Japão e Portugal - Embora também seja verificada em outras regiões, a
“feminização” é marcante na América Latina e, segundo Garson, não é
universal.
“No norte na África e na Turquia, por exemplo, predominam os homens.” O
mesmo acontece no Caribe, na África e no sul da Ásia.

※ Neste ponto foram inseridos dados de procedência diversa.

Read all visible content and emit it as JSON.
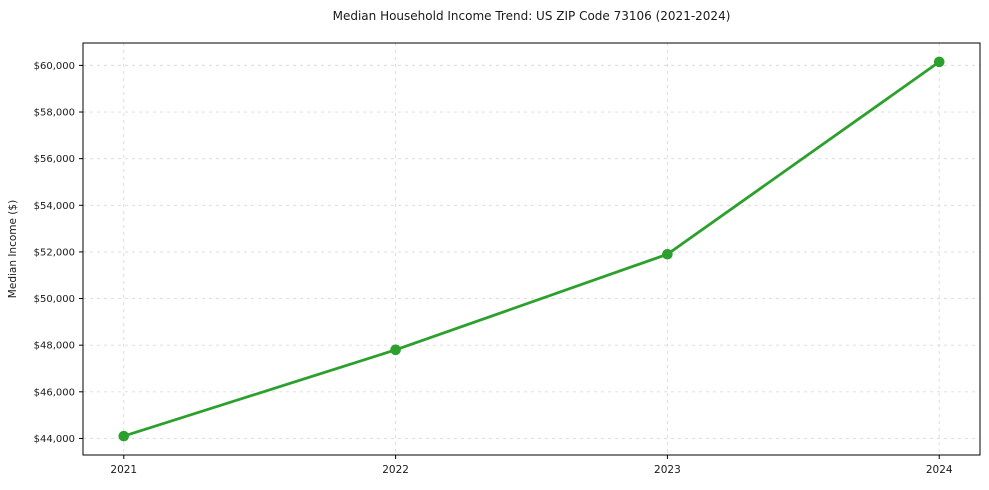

Há exceções na própria América Latina, como o fluxo de brasileiros para o
Japão, para onde mais homens emigram.
Em Portugal, onde os brasileiros representam a maior comunidade de
imigrantes, 80% das latino-americanas que viviam no país em 2001 eram
brasileiras, segundo a OCDE. De lá para cá, no entanto, mais homens têm
emigrado, a maioria deles, segundo a OCDE, para encontrar as suas mulheres (reunificação
familiar).
A OCDE é composta de 30 países, incluindo os que servem de principais
destinos para brasileiros que emigram, como Estados Unidos, Japão, Portugal
e Grã-Bretanha. A entidade só considera números de estrangeiros que
emigraram de forma permanente para os países-membros, excluindo imigrantes
temporários e os ilegais. De acordo com esses dados, os brasileiros
representam apenas 545 mil dos 38 milhões de estrangeiros que vivem nos
países da OCDE. A maioria, 203 mil, está nos Estados Unidos. Em segundo
lugar, vem o Japão (158 mil) e em terceiro, Portugal, com 45 mil.
Os dados da ONU, por exemplo, consideram movimentos migratórios de curto
prazo. Estatísticas citadas pelo secretário-geral Kofi Annan na terça-feira
indicam que há 191 milhões de imigrantes em todo o mundo.